SpaceX wants a certification from the US Air Force in order to compete for hundreds of millions, if not billions, of dollars in Pentagon space launch contracts. But here’s the rub: SpaceX and the Air Force have been engaged in years of bitter legal battles, over how bids for defence contracts are evaluated and eventually awarded.

“Currently, there is a monopoly on big launch vehicles, as Lockheed Martin and Boeing came together and created a company called ULA (United Launch Alliance), and they basically have a monopoly on launches for the US government for the big rockets,” Adam Baker, a space systems engineer with the Royal Aeronautics Society, told Al Jazeera.

Starting in 2013, SpaceX’s numerous lawsuits have steadily chipped away at the near monopoly the Air Force bestowed on the ULA, a Lockheed Martin Space Systems and Boeing Defense joint venture formed in 2006. Almost always ending in an out-of-court settlement, SpaceX’s legal arguments have been credited with prying open the Pentagon’s bidding process and exposing “gross waste of funds,” and other questionable practices including an $800m annual retainer for ULA.

“This is an opportunity to break the monopoly on those large launch vehicles, which is good for space exploration in general,” Baker said. “SpaceX has come along, saying this monopoly isn’t good for prices and for innovation, so they want to compete with that.” 

Tuesday’s Defense Department Space Test Program-2 (STP-2) launch marks the first time SpaceX’s Falcon Heavy has carried an Air Force mission into space. It’s also the first time an Air Force payload has been launched on a used rocket. 

This test is the third launch for the Falcon Heavy reusable rocket design, but SpaceX is not just testing its heavy haul capabilities. It will test the spacecraft’s “last-mile” delivery abilities, placing 24 separate spacecraft in not one, but three different orbital altitudes.

What that means is the SpaceX team will refire the second-stage rocket engine four times to manoeuvre the craft and correctly deploy all payloads before returning to earth.

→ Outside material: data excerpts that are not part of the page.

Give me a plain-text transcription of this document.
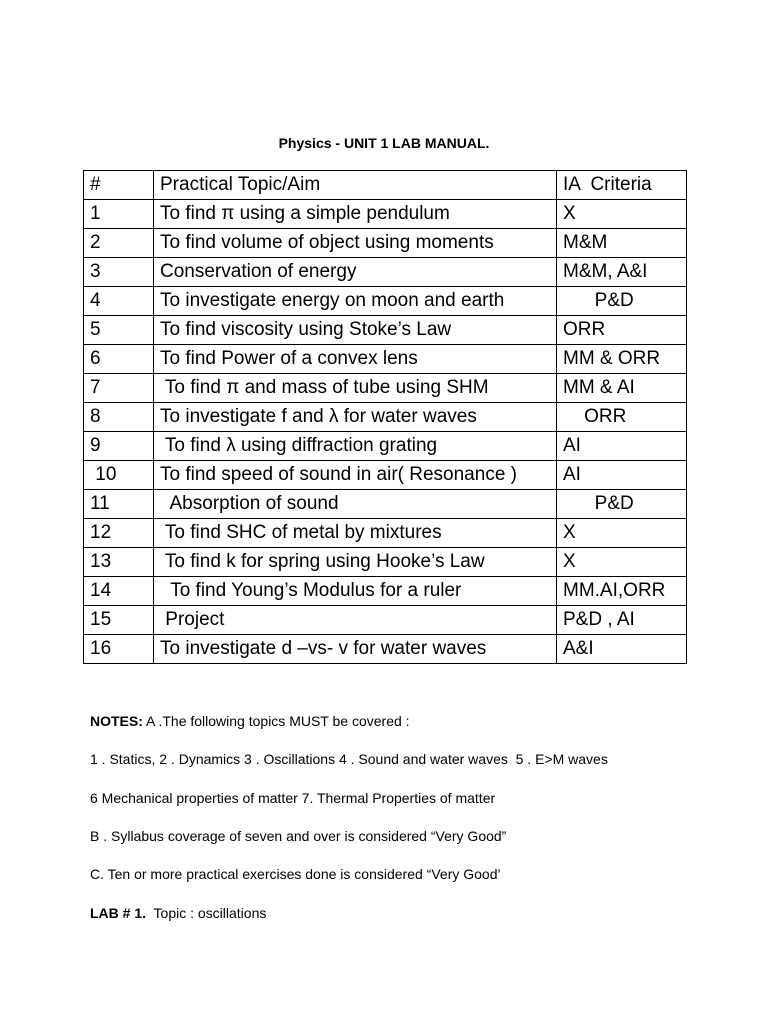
Physics - UNIT 1 LAB MANUAL.
#	Practical Topic/Aim	IA  Criteria
1	To find π using a simple pendulum	X
2	To find volume of object using moments	M&M
3	Conservation of energy	M&M, A&I
4	To investigate energy on moon and earth	P&D
5	To find viscosity using Stoke’s Law	ORR
6	To find Power of a convex lens	MM & ORR
7	To find π and mass of tube using SHM	MM & AI
8	To investigate f and λ for water waves	ORR
9	To find λ using diffraction grating	AI
10	To find speed of sound in air( Resonance )	AI
11	Absorption of sound	P&D
12	To find SHC of metal by mixtures	X
13	To find k for spring using Hooke’s Law	X
14	To find Young’s Modulus for a ruler	MM.AI,ORR
15	Project	P&D , AI
16	To investigate d –vs- v for water waves	A&I
NOTES: A .The following topics MUST be covered :
1 . Statics, 2 . Dynamics 3 . Oscillations 4 . Sound and water waves  5 . E>M waves
6 Mechanical properties of matter 7. Thermal Properties of matter
B . Syllabus coverage of seven and over is considered “Very Good”
C. Ten or more practical exercises done is considered “Very Good’
LAB # 1.  Topic : oscillations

The first payload deployed approximately 12 minutes after liftoff, with the last being dropped off roughly three hours and 20 minutes later.

The US Air Force Space and Missile Systems Center, which is managing the Pentagon’s Space Test Program-2 (STP-2) mission, is also using this mission to develop mission assurance policies and procedures for the reuse of used launch vehicle boosters.

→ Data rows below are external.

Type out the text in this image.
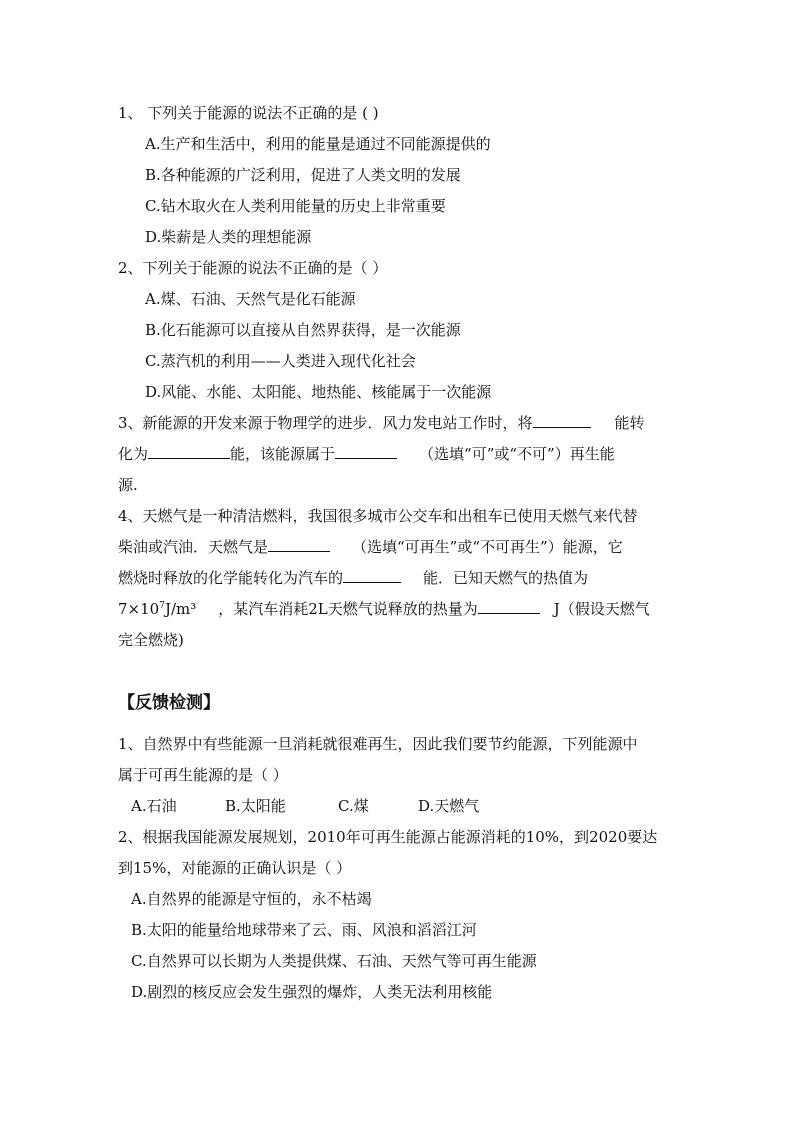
1、 下列关于能源的说法不正确的是 ( )
A.生产和生活中，利用的能量是通过不同能源提供的
B.各种能源的广泛利用，促进了人类文明的发展
C.钻木取火在人类利用能量的历史上非常重要
D.柴薪是人类的理想能源
2、下列关于能源的说法不正确的是（ ）
A.煤、石油、天然气是化石能源
B.化石能源可以直接从自然界获得，是一次能源
C.蒸汽机的利用——人类进入现代化社会
D.风能、水能、太阳能、地热能、核能属于一次能源
3、新能源的开发来源于物理学的进步．风力发电站工作时，将	能转
化为	能，该能源属于	（选填“可”或“不可”）再生能
源.
4、天燃气是一种清洁燃料，我国很多城市公交车和出租车已使用天燃气来代替
柴油或汽油．天燃气是	（选填“可再生”或“不可再生”）能源，它
燃烧时释放的化学能转化为汽车的	能．已知天燃气的热值为
$7\times 10^7J/m^3$ ，某汽车消耗2L天燃气说释放的热量为	J（假设天燃气
完全燃烧)
【反馈检测】
1、自然界中有些能源一旦消耗就很难再生，因此我们要节约能源，下列能源中
属于可再生能源的是（ ）
A.石油	B.太阳能	C.煤	D.天燃气
2、根据我国能源发展规划，2010年可再生能源占能源消耗的10%，到2020要达
到15%，对能源的正确认识是（ ）
A.自然界的能源是守恒的，永不枯竭
B.太阳的能量给地球带来了云、雨、风浪和滔滔江河
C.自然界可以长期为人类提供煤、石油、天然气等可再生能源
D.剧烈的核反应会发生强烈的爆炸，人类无法利用核能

The craft’s core rocket is brand new, while the two outer boosters are used. Nevertheless, each refiring of the core rocket in the mission’s second stage presents an opportunity for critical disaster, as it is the firing itself that is the most dangerous aspect.

The STP-2 payloads on the Falcon Heavy launch are from the National Oceanic and Atmospheric Administration, NASA, Defense Department research laboratories, and university research projects.